Authorities are encouraging people to take extra care with hygiene, and have introduced a ban on certain foods and home-made ice blocks in an effort to combat the disease.
Alma Mistry spoke to the Chairman of the Cholera Task Force in Bougainville Patrick Koles, and began by asking him if the outbreak was under control.
Presenter: Alma Mistry
Speaker: Patrick Koles, Chairman of the Cholera Task Force in Bougainville
Listen: Windows Media
KOLES: We pretty much lack the manpower underground and at the same time, the cases that are being reported are a lot of them are actually mild cases, some of which are probably are just diarrhoea and the other thing is we still believe that we are actually under control is that since the first reported cases of two deaths, we haven't had deaths at all and we're actually controlling the people that are affected and it's not really actually serious. They are mainly mild cases.
MISTRY: OK, so what are the symptoms and where can people go to get treatment?
KOLES: The symptoms are basically people will develop very severe diarrhoea as well as vomit. There is no headache and there is in fact on the tummy, the stomach is sort of kind of cramped, sort of muscle cramp, that's the sign where people actually have the cholera.
MISTRY: You mentioned that you don't have enough manpower, but what is being done on the ground?
KOLES: Throughout the entire region of Bougainville, we've actually conducted workshops to bring in all the health staff in the rural areas to come for a two day session in the Sarak quarters of Bougainville and they've already gone back to their own districts and what they're doing at the moment now is before the cholera is actually spread to the mainland of Bougainville, what they're doing is they're actually conducting intensive awareness programs now with the mobilisation of the council of elders in each of the COE areas. And where the cholera is actually being contained, we have also despatched the teams and then they are directly in the villages where cholera is being noticed. And at the same time, we're actually getting a lot of assistance from the National Health Department as well as the World Health Organisation.
MISTRY: What are the preventative measures people can take and are they being educated about them?
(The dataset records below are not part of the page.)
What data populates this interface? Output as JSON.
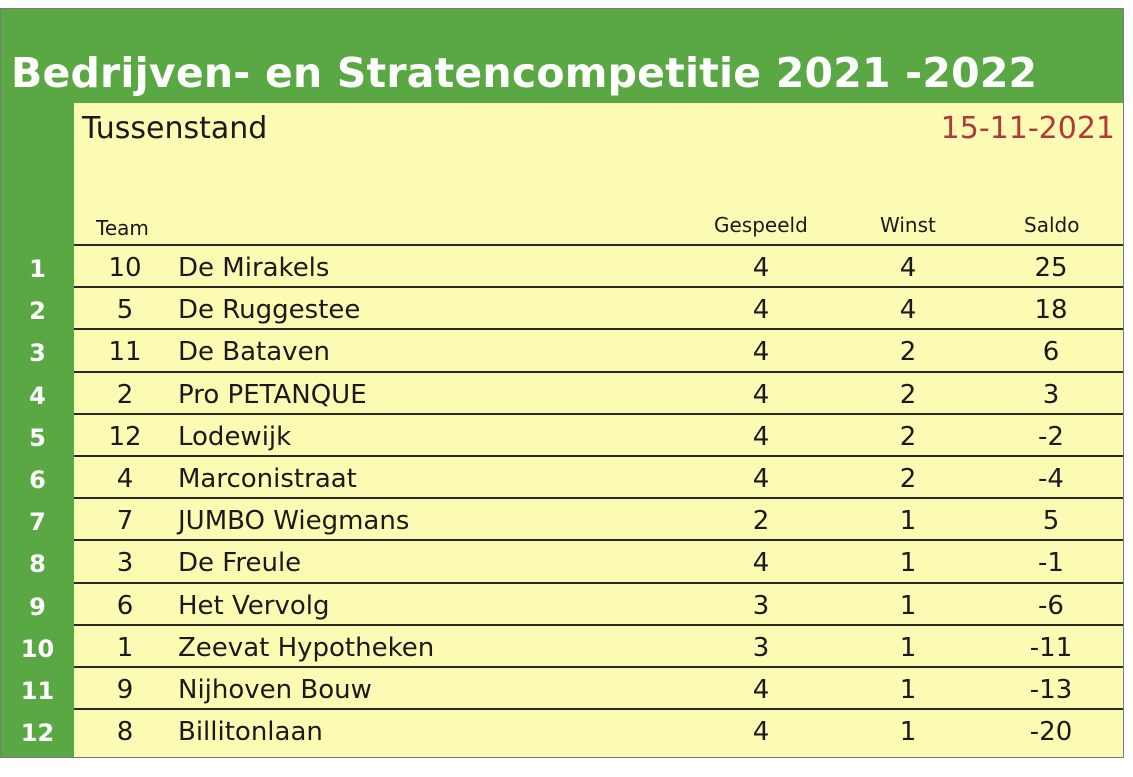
{
  "title": "Bedrijven- en Stratencompetitie 2021 -2022",
  "subtitle": "Tussenstand",
  "date": "15-11-2021",
  "colors": {
    "green": "#5aa843",
    "background": "#fbfbb4",
    "date": "#b03a3a"
  },
  "headers": {
    "team": "Team",
    "played": "Gespeeld",
    "wins": "Winst",
    "saldo": "Saldo"
  },
  "rows": [
    {
      "rank": "1",
      "num": "10",
      "name": "De Mirakels",
      "played": "4",
      "wins": "4",
      "saldo": "25"
    },
    {
      "rank": "2",
      "num": "5",
      "name": "De Ruggestee",
      "played": "4",
      "wins": "4",
      "saldo": "18"
    },
    {
      "rank": "3",
      "num": "11",
      "name": "De Bataven",
      "played": "4",
      "wins": "2",
      "saldo": "6"
    },
    {
      "rank": "4",
      "num": "2",
      "name": "Pro PETANQUE",
      "played": "4",
      "wins": "2",
      "saldo": "3"
    },
    {
      "rank": "5",
      "num": "12",
      "name": "Lodewijk",
      "played": "4",
      "wins": "2",
      "saldo": "-2"
    },
    {
      "rank": "6",
      "num": "4",
      "name": "Marconistraat",
      "played": "4",
      "wins": "2",
      "saldo": "-4"
    },
    {
      "rank": "7",
      "num": "7",
      "name": "JUMBO Wiegmans",
      "played": "2",
      "wins": "1",
      "saldo": "5"
    },
    {
      "rank": "8",
      "num": "3",
      "name": "De Freule",
      "played": "4",
      "wins": "1",
      "saldo": "-1"
    },
    {
      "rank": "9",
      "num": "6",
      "name": "Het Vervolg",
      "played": "3",
      "wins": "1",
      "saldo": "-6"
    },
    {
      "rank": "10",
      "num": "1",
      "name": "Zeevat Hypotheken",
      "played": "3",
      "wins": "1",
      "saldo": "-11"
    },
    {
      "rank": "11",
      "num": "9",
      "name": "Nijhoven Bouw",
      "played": "4",
      "wins": "1",
      "saldo": "-13"
    },
    {
      "rank": "12",
      "num": "8",
      "name": "Billitonlaan",
      "played": "4",
      "wins": "1",
      "saldo": "-20"
    }
  ]
}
KOLES: There's a lot of education in the areas that are affected as well as those areas that have not been affected by cholera. What we are doing is, we have a mass production of simplified posters and pamphlets and we actually going door-to-door, door-to-door to the households, so this is the sort of awareness that we're doing and all the teachers have also been orientated so they can actually undertake the awareness in the classrooms.
As far as the council of elders are concerned, we've already talked to them about it and they're actually going around now in each of their COE areas and actually conducting the awareness.
MISTRY: So cholera is proving an ongoing problem in PNG. Now that it's surfaced in Bougainville, is there a risk it will spread into the Solomon Islands?
KOLES: There's a possibility that it can spread into the Solomon Islands, but what we are trying to do now is sort of contain where it has been detected and so far it has not spread to the other areas at all.
MISTRY: Would you be wanting to put some quarantine measures in place?
KOLES: Yes, yes and when we see that it is very, very critical, but at the moment we see that we actually having it controlled. What we're telling them at the moment is that in the areas where cholera has been detected, that they shouldn't move around to other areas for the time being.